The burger: "This is a four-napkin burger," said my friend, as he tried – without much success – to keep control of all the components spilling out of the two-fisted bacon cheeseburger he had in his grip. I nodded in agreement. We were deeply immersed in a tremendous quick-service burger experience at Slim's, and soon enough I was running neck-and-neck in the paper napkin tally.

What a smart entry in the fast-food burger wars. The Slim's version sports a hand-formed patty , its hefty 6 ounces pressed into a relatively thin shape (one that hugs the edges of the plus-size bun) and seared on the flattop until the rough-hewn outer edges take on a crisp, flavorful char.

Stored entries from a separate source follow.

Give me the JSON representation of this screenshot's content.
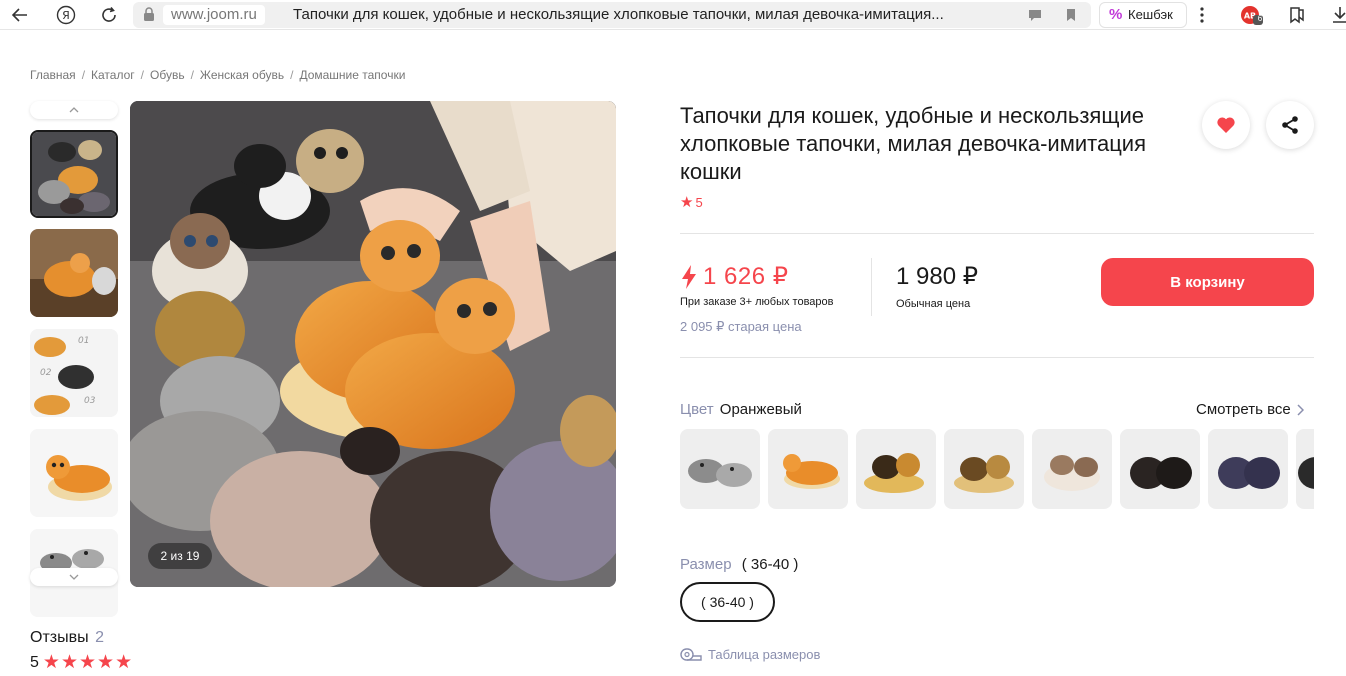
{
  "browser": {
    "domain": "www.joom.ru",
    "tab_title": "Тапочки для кошек, удобные и нескользящие хлопковые тапочки, милая девочка-имитация...",
    "cashback_label": "Кешбэк",
    "extension_badge": "6"
  },
  "breadcrumb": [
    "Главная",
    "Каталог",
    "Обувь",
    "Женская обувь",
    "Домашние тапочки"
  ],
  "gallery": {
    "counter": "2 из 19",
    "thumb_texts": [
      "01",
      "02",
      "03"
    ]
  },
  "reviews": {
    "title": "Отзывы",
    "count": "2",
    "rating": "5",
    "stars": 5
  },
  "product": {
    "title": "Тапочки для кошек, удобные и нескользящие хлопковые тапочки, милая девочка-имитация кошки",
    "rating": "5"
  },
  "price": {
    "sale": "1 626 ₽",
    "sale_note": "При заказе 3+ любых товаров",
    "old": "2 095 ₽ старая цена",
    "regular": "1 980 ₽",
    "regular_label": "Обычная цена",
    "cart_button": "В корзину"
  },
  "color": {
    "label": "Цвет",
    "value": "Оранжевый",
    "see_all": "Смотреть все"
  },
  "size": {
    "label": "Размер",
    "value": "( 36-40 )",
    "chip": "( 36-40 )",
    "table_link": "Таблица размеров"
  },
  "colors": {
    "accent": "#f5454c",
    "muted": "#8a8fae"
  }
}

It's piping hot, and that heat makes quick work of the melty blanket of American cheese. Aside from the chewy beef bacon – a thoughtful add-on for the pork-averse – toppings include tangy red onions, a heavy dose of vinegar-ey pickle chips, a crispy Bibb lettuce leaf and a few forgettable tomato slices, all working in concert to create a quintessentially all-American fast-food experience, Grade-A division. The malts and shakes, hand-scooped and mixed to order, are an added bonus.

The highly agreeable soft white-bread buns, swiped with butter and given a light toasting, hail from Denny's 5th Avenue Bakery.

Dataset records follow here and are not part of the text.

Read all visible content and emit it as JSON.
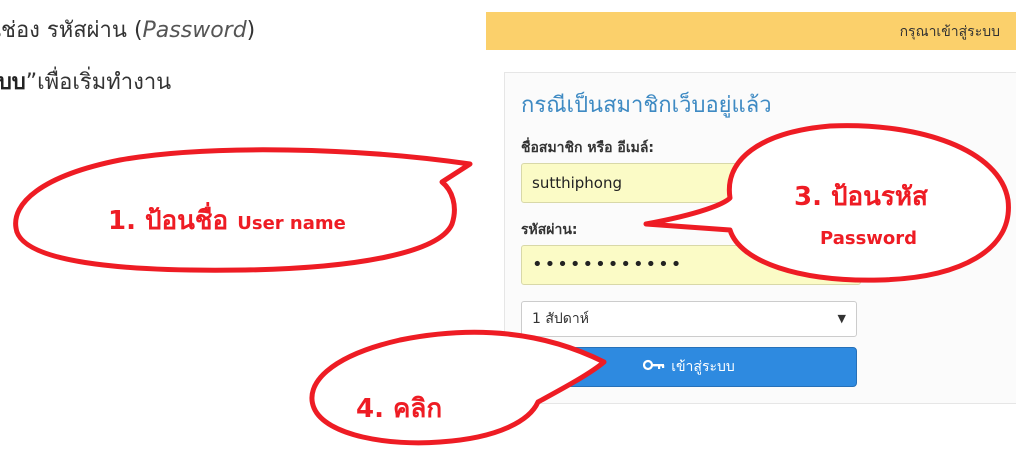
{
  "instructions": {
    "line1_thai": "นช่อง รหัสผ่าน (",
    "line1_en": "Password",
    "line1_close": ")",
    "line2_bold": "ะบบ",
    "line2_rest": "”เพื่อเริ่มทำงาน"
  },
  "top_bar": {
    "text": "กรุณาเข้าสู่ระบบ",
    "color": "#fbd06b"
  },
  "login_panel": {
    "heading": "กรณีเป็นสมาชิกเว็บอยู่แล้ว",
    "username_label": "ชื่อสมาชิก หรือ อีเมล์:",
    "username_value": "sutthiphong",
    "password_label": "รหัสผ่าน:",
    "password_value": "••••••••••••",
    "remember_select": "1 สัปดาห์",
    "login_button": "เข้าสู่ระบบ",
    "accent": "#2e8ae0",
    "heading_color": "#3e8ac3",
    "input_bg": "#fbfbc6"
  },
  "callouts": {
    "c1_main": "1. ป้อนชื่อ",
    "c1_sub": "User name",
    "c3_main": "3. ป้อนรหัส",
    "c3_sub": "Password",
    "c4_main": "4. คลิก",
    "color": "#ee1c24"
  }
}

How good is the Slim's burger? "I had every intention of eating half and then walking away from the rest," said my friend. "And look: I ate the whole thing." Same here.

Price: Hamburger $4.50, cheeseburger $5, bacon-cheeseburger $6, all a first-rate value.

Fries: An additional $2, and worth it. They're skin-ons, cut fresh daily. Their rich potato flavor is enhanced by a light sprinkle of a house-made seasoning blend.

The back story: Brothers Omar ("Slim" is his childhood nickname) and Yunes Abuisnaineh renovated and expanded a former Starbucks into their cheery year-old restaurant (pictured, above), which also cranks out chicken wings, pizza, gyros and cheese steak sandwiches.

The brothers are locals. "I grew up here, this is right in my neighborhood," said Omar, and he's not exaggerating; he graduated from Park Center Senior High School, which is just down the street. Their business started in 2011 as a tiny chicken wings-and-pizza takeout joint before traded up to their big 69th-and-Brooklyn Blvd. location last winter. A convenient drive-through opened in earlier this month.

Another deep-fried specialty is the basket ($4) of crisp, liberally seasoned potato chips, cut long and skinny and paired with two sauces. "Take me straight to North Memorial," said my friend, as he began to tackle that pile of chips in earnest. Don't miss them.

Address book: 6901 Brooklyn Blvd., Brooklyn Center, 763-512-2000. Open 10:30 am. to 10 p.m. Sunday through Thursday, 10:30 am. to 11 p.m. Friday and Saturday.